= B&O Supprettes =

Medication brand

B&O Supprettes is the brand name for a prescription medication containing powdered opium and belladonna alkaloids in a suppository form. They are indicated for the treatment of moderate to severe pain from urethral spasm, and for extending the interval(s) between injections of opiates. The drug has various "off label" uses, including renal colic, intestinal cramps, tenesmus and diarrhea. They are also often prescribed after urinary bladder surgery. B&O Supprettes was unique in the United States because they were the only drug containing opium that is for suppository use sold in the US and, in fact, one of the very few medications that contains opium in any form in the US along with paregoric and opium tincture (laudanum).

==History==
B&O Supprettes (the name is derived from the generic term 'belladonna/opium suppository') is an "unapproved" drug according to the Food and Drug Administration (FDA) – that is, the drug existed before the Food, Drug and Cosmetic Act of 1938. Accordingly, the compound has never undergone specific medical trials, and its efficacy has never been required to be demonstrated. The FDA has put pressure on the manufacturers of this drug for this reason. The original manufacturer of the Supprettes, Eli Lilly and Company, has long since lost any patent to the drug. Amerifit, which manufactured generic Supprettes prior to 2008, was cautioned by the FDA due to the unapproved nature of the drug combination. Since 2008, Paddock Laboratories has manufactured a generic version of the Supprettes after working with the FDA on marketing issues related to the unapproved nature of the drug.

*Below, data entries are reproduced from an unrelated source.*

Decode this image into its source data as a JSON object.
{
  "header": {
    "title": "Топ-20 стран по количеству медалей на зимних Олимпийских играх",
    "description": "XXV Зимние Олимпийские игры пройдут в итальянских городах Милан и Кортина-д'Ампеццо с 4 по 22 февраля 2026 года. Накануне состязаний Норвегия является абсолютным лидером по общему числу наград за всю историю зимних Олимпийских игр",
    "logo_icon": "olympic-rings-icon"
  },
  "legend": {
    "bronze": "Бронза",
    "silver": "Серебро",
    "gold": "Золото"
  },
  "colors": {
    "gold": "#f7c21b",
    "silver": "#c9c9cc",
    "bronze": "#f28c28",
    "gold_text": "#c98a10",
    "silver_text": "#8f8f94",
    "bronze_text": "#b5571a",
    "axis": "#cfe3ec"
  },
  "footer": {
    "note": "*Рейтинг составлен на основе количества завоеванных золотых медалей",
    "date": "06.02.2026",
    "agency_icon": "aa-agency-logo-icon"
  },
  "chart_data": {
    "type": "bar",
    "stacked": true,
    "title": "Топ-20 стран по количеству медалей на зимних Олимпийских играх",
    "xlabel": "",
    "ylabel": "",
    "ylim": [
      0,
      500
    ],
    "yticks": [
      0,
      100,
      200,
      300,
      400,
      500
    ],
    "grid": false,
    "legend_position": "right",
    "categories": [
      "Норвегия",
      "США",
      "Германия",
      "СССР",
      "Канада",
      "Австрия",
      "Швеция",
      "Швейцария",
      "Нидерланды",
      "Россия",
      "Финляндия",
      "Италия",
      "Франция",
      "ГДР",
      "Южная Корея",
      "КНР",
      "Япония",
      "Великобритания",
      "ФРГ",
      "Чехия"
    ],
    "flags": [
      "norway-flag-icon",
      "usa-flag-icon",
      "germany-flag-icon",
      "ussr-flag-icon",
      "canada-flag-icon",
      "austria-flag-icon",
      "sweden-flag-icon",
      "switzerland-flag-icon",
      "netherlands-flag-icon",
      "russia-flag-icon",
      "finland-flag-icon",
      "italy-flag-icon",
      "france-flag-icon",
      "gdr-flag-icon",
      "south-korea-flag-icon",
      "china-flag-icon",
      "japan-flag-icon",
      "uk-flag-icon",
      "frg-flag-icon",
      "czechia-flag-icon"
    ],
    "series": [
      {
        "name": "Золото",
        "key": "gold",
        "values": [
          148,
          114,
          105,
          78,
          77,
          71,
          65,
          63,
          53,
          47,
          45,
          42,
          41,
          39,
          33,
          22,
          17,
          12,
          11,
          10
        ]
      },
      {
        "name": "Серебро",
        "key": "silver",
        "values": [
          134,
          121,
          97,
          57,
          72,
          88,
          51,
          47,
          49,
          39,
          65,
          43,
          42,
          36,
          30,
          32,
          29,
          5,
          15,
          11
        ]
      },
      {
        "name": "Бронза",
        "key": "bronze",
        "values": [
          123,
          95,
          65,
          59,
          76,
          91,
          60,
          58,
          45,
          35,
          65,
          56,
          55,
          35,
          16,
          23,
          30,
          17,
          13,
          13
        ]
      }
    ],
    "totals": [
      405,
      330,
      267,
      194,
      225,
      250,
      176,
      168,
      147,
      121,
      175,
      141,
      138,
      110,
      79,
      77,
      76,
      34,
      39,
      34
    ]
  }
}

==Dosage and administration==
The drug and its generic counterparts are supplied in packages of 12, and available in two strengths:

Each B&O Supprettes suppository #15 A contains 16.2 mg (1/4 grain) of belladonna and 30 mg (1/2 grain) of opium.

Each B&O Supprettes suppository #16 A contains 16.2 mg of belladonna and 60 mg (1 grain) of opium.

The usual dose is one suppository rectally once or twice daily PRN - (as needed), not to exceed four Supprettes in a 24-hour period.

In the United States, B&O Supprettes is a Schedule II drug under the Controlled Substances Act of 1970; a written prescription is mandatory, and no refills are permitted. Refrigerated storage is preferable, but not required. Most pharmacies consider B&O Supprettes to be a "special order" item, and as such are not normally kept in inventory. Compounding pharmacies have the capability of producing a generic form of the medication, and can modify the dosage(s) of the active ingredients (for pediatric or elderly patients, and those with chronic kidney disease) or the carrier (usually substituting cocoa butter) to best meet the needs of the patient at the request of the prescriber.